Department of Animal Science, Purdue University, West Lafayette, Indiana, United States of America.
PLoS One. 2011;6(7):e22541. doi: 10.1371/journal.pone.0022541. Epub 2011 Jul 29.
Transcriptome analysis of bovine mammary development has provided insight into regulation of mammogenesis. However, previous studies primarily examined expression of epithelial and stromal tissues combined, and consequently did not account for tissue specific contribution to mammary development. Our objective was to identify differences in gene expression in epithelial and intralobular stromal compartments. Tissue was biopsied from non-lactating dairy cows 3 weeks prepartum, cut into explants and incubated for 2 hr with insulin and hydrocortisone. Epithelial and intralobular stromal tissues were isolated with laser capture microdissection. Global gene expression was measured with Bovine Affymetrix GeneChips, and data were preprocessed using RMA method. Moderated t-tests from gene-specific linear model analysis with cell type as a fixed effect showed more than 3,000 genes were differentially expressed between tissues (P<0.05; FDR<0.17). Analysis of epithelial and stromal transcriptomes using Database for Annotation, Visualization and Integrated Discovery (DAVID) and Ingenuity Pathways Analysis (IPA) showed that epithelial and stromal cells contributed distinct molecular signatures. Epithelial signatures were enriched with gene sets for protein synthesis, metabolism and secretion. Stromal signatures were enriched with genes that encoded molecules important to signaling, extracellular matrix composition and remodeling. Transcriptome differences also showed evidence for paracrine interactions between tissues in stimulation of IGF1 signaling pathway, stromal reaction, angiogenesis, neurogenesis, and immune response. Molecular signatures point to the dynamic role the stroma plays in prepartum mammogenesis and highlight the importance of examining the roles of cell types within the mammary gland when targeting therapies and studying mechanisms that affect milk production.

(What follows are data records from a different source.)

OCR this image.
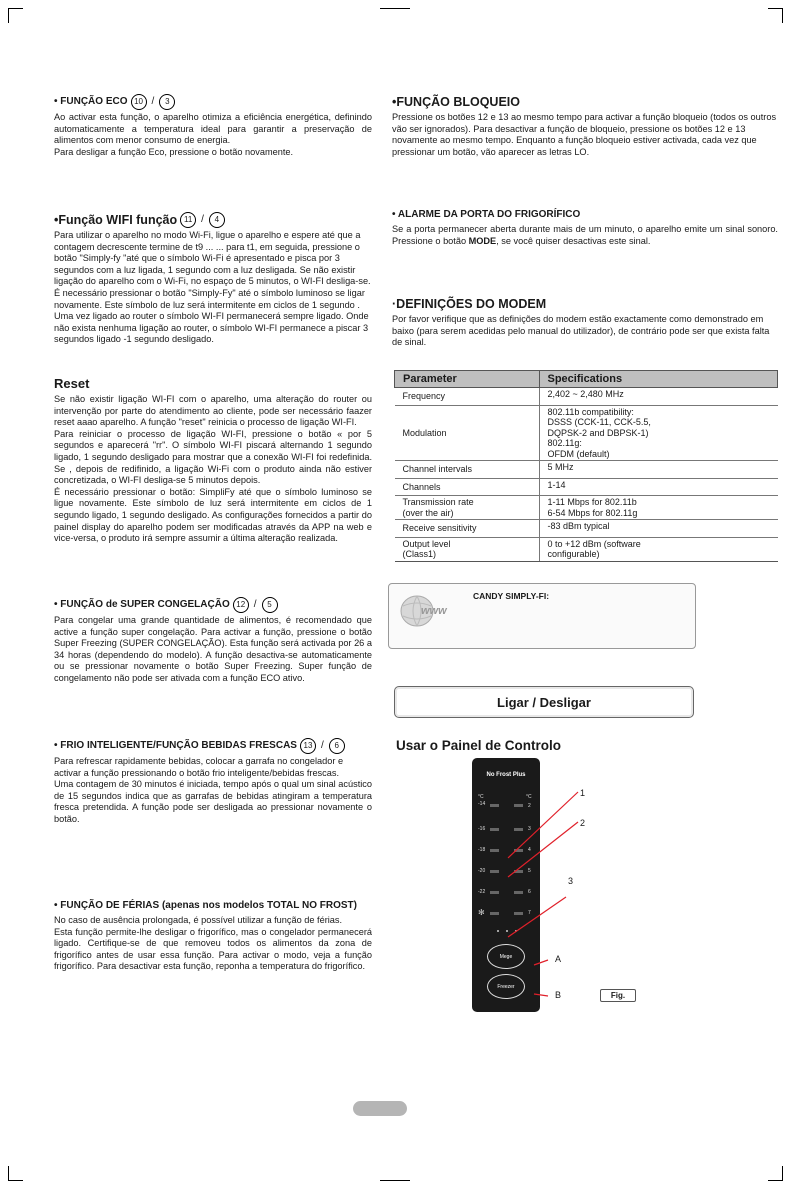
• FUNÇÃO ECO 10 /	3

Ao activar esta função, o aparelho otimiza a eficiência energética, definindo automaticamente a temperatura ideal para garantir a preservação de alimentos com menor consumo de energia.

Para desligar a função Eco, pressione o botão novamente.

•Função WIFI função 11 /	4

Para utilizar o aparelho no modo Wi-Fi, ligue o aparelho e espere até que a contagem decrescente termine de t9 ... ... para t1, em seguida, pressione o botão "Simply-fy "até que o símbolo Wi-Fi é apresentado e pisca por 3 segundos com a luz ligada, 1 segundo com a luz desligada. Se não existir ligação do aparelho com o Wi-Fi, no espaço de 5 minutos, o WI-FI desliga-se. É necessário pressionar o botão "Simply-Fy" até o símbolo luminoso se ligar novamente. Este símbolo de luz será intermitente em ciclos de 1 segundo . Uma vez ligado ao router o símbolo WI-FI permanecerá sempre ligado. Onde não exista nenhuma ligação ao router, o símbolo WI-FI permanece a piscar 3 segundos ligado -1 segundo desligado.

Reset

Se não existir ligação WI-FI com o aparelho, uma alteração do router ou intervenção por parte do atendimento ao cliente, pode ser necessário faazer reset aaao aparelho. A função "reset" reinicia o processo de ligação WI-FI.

Para reiniciar o processo de ligação WI-FI, pressione o botão « por 5 segundos e aparecerá "rr". O símbolo WI-FI piscará alternando 1 segundo ligado, 1 segundo desligado para mostrar que a conexão WI-FI foi redefinida. Se , depois de redifinido, a ligação Wi-Fi com o produto ainda não estiver concretizada, o WI-FI desliga-se 5 minutos depois.

É necessário pressionar o botão: SimpliFy até que o símbolo luminoso se ligue novamente. Este símbolo de luz será intermitente em ciclos de 1 segundo ligado, 1 segundo desligado. As configurações fornecidos a partir do painel display do aparelho podem ser modificadas através da APP na web e vice-versa, o produto irá sempre assumir a última alteração realizada.

• FUNÇÃO de SUPER CONGELAÇÃO 12 /	5

Para congelar uma grande quantidade de alimentos, é recomendado que active a função super congelação. Para activar a função, pressione o botão Super Freezing (SUPER CONGELAÇÃO). Esta função será activada por 26 a 34 horas (dependendo do modelo). A função desactiva-se automaticamente ou se pressionar novamente o botão Super Freezing. Super função de congelamento não pode ser ativada com a função ECO ativo.

• FRIO INTELIGENTE/FUNÇÃO BEBIDAS FRESCAS 13 /	6

Para refrescar rapidamente bebidas, colocar a garrafa no congelador e activar a função pressionando o botão frio inteligente/bebidas frescas.

Uma contagem de 30 minutos é iniciada, tempo após o qual um sinal acústico de 15 segundos indica que as garrafas de bebidas atingiram a temperatura fresca pretendida. A função pode ser desligada ao pressionar novamente o botão.

• FUNÇÃO DE FÉRIAS (apenas nos modelos TOTAL NO FROST)

No caso de ausência prolongada, é possível utilizar a função de férias.

Esta função permite-lhe desligar o frigorífico, mas o congelador permanecerá ligado. Certifique-se de que removeu todos os alimentos da zona de frigorífico antes de usar essa função. Para activar o modo, veja a função frigorífico. Para desactivar esta função, reponha a temperatura do frigorífico.

•FUNÇÃO BLOQUEIO

Pressione os botões 12 e 13 ao mesmo tempo para activar a função bloqueio (todos os outros vão ser ignorados). Para desactivar a função de bloqueio, pressione os botões 12 e 13 novamente ao mesmo tempo. Enquanto a função bloqueio estiver activada, cada vez que pressionar um botão, vão aparecer as letras LO.

• ALARME DA PORTA DO FRIGORÍFICO

Se a porta permanecer aberta durante mais de um minuto, o aparelho emite um sinal sonoro. Pressione o botão MODE, se você quiser desactivas este sinal.

·DEFINIÇÕES DO MODEM

Por favor verifique que as definições do modem estão exactamente como demonstrado em baixo (para serem acedidas pelo manual do utilizador), de contrário pode ser que exista falta de sinal.

Parameter	Specifications
Frequency	2,402 ~ 2,480 MHz
Modulation	802.11b compatibility:
DSSS (CCK-11, CCK-5.5,
DQPSK-2 and DBPSK-1)
802.11g:
OFDM (default)
Channel intervals	5 MHz
Channels	1-14
Transmission rate
(over the air)	1-11 Mbps for 802.11b
6-54 Mbps for 802.11g
Receive sensitivity	-83 dBm typical
Output level
(Class1)	0 to +12 dBm (software
configurable)
www
CANDY SIMPLY-FI:
Ligar / Desligar
Usar o Painel de Controlo
No Frost Plus
°C	°C
-14
-16
-18
-20
-22
2
3
4
5
6
7
✻
Mege
Freezer
1
2
3
A
B	Fig.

牛乳腺发育的转录组分析为乳腺发生的调控提供了深入的了解。然而,以前的研究主要考察了上皮和基质组织的联合表达,因此没有考虑到组织对乳腺发育的特定贡献。我们的目的是鉴定上皮组织和小叶内基质隔室中基因表达的差异。从产前 3 周的非泌乳奶牛中采集组织活检,切成组织块,并在胰岛素和氢化可的松存在的情况下用激光捕获微切割进行 2 小时孵育。通过激光捕获微切割分离上皮组织和小叶内基质组织。使用 Bovine Affymetrix GeneChips 测量全局基因表达,并用 RMA 方法对数据进行预处理。基于细胞类型的固定效应的基因特异性线性模型分析的调节 t 检验表明,组织间有 3000 多个基因表达差异(P<0.05; FDR<0.17)。使用数据库注释、可视化和综合发现(DAVID)和 Ingenuity 通路分析(IPA)对上皮和基质转录组进行分析,表明上皮和基质细胞具有独特的分子特征。上皮细胞的特征是富含与蛋白质合成、代谢和分泌相关的基因集。基质细胞的特征是富含编码对信号转导、细胞外基质组成和重塑重要的分子的基因。转录组差异还表明,在 IGF1 信号通路的刺激、基质反应、血管生成、神经发生和免疫反应中,组织之间存在旁分泌相互作用的证据。分子特征表明,基质在产前乳腺发生中起着动态作用,并强调了在靶向治疗和研究影响产奶量的机制时,研究细胞类型在乳腺中的作用的重要性。